Indeed. This is where I got to as well. The real trick is to solve sin(x) + cos(x) - (cos(x)^2)*(sin(x)^2) = 0. At best, it looks like getting exact solutions will be rather difficult. At worst, well .......
• Jan 12th 2008, 05:48 AM
Spec

What I'm really supposed to do is to show that the function is monotonic on the interval $]0,\frac{\pi}{4}[$, so I thought this would be the easiest approach. I guess it wasn't. :D

EDIT: And the function is $sinx + cosx + tanx + cotx$
• Jan 12th 2008, 07:39 AM
Peritus
Are you allowed to use computer software?
If you do, you can use matlab to find the roots numerically (gradient descent, Newton's method, Picard's iterative process....) to show that the derivative has no roots in the interval [0, pi/4], and thus proving that the function is indeed monotonic (it is continues and well defined in this interval). Alternatively you can follow a more simple approach by defining a vector of sufficiently large resolution in the given interval and and defferentiating the function in this interval (diff), the indexes where the function is within some empirical range from 0 are the extrema points.
• Jan 12th 2008, 08:20 AM
JaneBennet
Let $X=\cos{x},\ Y=\sin{x}$. Then you need to solve the following pair of equations:

$\color{white}.\quad.$ $X+\frac{1}{X^2}=Y+\frac{1}{Y^2}$

$\color{white}.\quad.$ $X^2+Y^2=1$

By symmetry, $X=Y$.
• Jan 12th 2008, 09:22 AM
Sean12345
Quote:

Originally Posted by JaneBennet
Let $X=\cos{x},\ Y=\sin{x}$. Then you need to solve the following pair of equations:

$\color{white}.\quad.$ $X+\frac{1}{X^2}=Y+\frac{1}{Y^2}$

$\color{white}.\quad.$ $X^2+Y^2=1$

By symmetry, $X=Y$.

Nice method.
• Jan 12th 2008, 04:47 PM
Spec
Still, that's only one of the two solutions. How do I get the other (plot it and you'll see that there're two types of roots)?

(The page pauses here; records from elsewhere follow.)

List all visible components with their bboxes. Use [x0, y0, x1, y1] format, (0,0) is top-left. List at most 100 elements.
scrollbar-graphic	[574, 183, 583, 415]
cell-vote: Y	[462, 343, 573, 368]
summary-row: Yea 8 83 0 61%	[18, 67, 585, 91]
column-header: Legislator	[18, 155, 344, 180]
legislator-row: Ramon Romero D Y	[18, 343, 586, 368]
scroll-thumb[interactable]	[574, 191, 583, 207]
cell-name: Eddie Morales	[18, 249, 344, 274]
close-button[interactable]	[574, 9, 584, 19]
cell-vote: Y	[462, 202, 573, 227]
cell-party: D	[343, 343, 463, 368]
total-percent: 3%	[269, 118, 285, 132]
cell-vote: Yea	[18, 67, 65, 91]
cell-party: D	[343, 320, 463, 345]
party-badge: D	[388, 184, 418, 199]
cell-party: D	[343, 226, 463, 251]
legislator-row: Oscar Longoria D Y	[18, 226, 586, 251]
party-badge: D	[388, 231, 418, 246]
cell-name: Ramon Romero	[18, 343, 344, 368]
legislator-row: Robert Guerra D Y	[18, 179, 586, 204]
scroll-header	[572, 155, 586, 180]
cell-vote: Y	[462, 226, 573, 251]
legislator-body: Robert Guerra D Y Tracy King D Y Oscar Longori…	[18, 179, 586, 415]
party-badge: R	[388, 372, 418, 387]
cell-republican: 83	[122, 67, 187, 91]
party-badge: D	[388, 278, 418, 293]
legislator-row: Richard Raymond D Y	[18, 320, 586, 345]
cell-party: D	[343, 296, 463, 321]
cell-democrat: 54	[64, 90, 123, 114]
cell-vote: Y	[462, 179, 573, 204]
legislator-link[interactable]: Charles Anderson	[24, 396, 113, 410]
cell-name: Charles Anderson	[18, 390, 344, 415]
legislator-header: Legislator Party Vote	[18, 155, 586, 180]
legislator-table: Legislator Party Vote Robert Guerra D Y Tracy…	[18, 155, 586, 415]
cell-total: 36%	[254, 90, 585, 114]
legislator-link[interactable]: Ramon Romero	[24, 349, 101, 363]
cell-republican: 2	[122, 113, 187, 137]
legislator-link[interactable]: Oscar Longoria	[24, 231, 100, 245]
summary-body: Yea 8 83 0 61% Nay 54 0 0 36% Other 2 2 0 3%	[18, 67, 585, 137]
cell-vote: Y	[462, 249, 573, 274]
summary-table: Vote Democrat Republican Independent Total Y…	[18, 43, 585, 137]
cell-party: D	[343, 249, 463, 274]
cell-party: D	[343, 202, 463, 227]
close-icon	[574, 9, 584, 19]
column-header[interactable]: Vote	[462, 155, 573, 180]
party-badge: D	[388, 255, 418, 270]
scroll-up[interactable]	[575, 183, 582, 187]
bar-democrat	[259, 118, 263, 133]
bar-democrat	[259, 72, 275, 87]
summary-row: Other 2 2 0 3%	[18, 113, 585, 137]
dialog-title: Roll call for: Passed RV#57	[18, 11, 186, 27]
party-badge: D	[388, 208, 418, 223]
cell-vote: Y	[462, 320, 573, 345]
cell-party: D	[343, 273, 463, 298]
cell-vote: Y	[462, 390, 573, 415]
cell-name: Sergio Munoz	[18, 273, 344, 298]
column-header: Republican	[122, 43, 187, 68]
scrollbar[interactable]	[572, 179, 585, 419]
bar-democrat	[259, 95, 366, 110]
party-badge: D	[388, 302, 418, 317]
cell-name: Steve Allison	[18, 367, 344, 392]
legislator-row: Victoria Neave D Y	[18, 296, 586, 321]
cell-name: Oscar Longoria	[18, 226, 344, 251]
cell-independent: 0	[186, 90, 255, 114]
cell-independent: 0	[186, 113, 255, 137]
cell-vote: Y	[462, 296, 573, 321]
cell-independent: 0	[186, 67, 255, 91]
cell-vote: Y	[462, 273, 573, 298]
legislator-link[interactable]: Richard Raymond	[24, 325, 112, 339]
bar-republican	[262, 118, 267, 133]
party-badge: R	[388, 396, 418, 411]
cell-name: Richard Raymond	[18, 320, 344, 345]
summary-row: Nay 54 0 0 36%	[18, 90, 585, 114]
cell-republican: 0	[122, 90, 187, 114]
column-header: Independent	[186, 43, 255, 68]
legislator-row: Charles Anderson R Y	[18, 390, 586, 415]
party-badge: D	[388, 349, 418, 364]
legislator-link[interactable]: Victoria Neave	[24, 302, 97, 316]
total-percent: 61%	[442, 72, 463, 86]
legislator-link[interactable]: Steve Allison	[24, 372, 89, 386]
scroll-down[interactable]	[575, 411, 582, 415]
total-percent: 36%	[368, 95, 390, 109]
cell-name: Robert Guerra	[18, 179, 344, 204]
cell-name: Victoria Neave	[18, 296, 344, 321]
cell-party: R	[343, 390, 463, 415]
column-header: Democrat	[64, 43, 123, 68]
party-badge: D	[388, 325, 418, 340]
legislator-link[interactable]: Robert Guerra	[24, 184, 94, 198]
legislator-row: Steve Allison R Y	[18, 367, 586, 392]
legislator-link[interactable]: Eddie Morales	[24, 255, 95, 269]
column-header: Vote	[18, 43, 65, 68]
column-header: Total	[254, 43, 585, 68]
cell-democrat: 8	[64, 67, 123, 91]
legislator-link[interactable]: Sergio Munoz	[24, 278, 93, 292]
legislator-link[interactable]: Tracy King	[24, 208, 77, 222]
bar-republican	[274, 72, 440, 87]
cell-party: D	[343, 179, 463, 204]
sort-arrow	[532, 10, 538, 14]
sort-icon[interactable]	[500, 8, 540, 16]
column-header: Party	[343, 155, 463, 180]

Also, I'm not quite sure this is how I'm supposed to solve the original problem (showing that the function is monotonic on the specified interval). I think I'm supposed to use the Mean Value Theorem, but I can't really find any use for it if I don't know what the derivative is.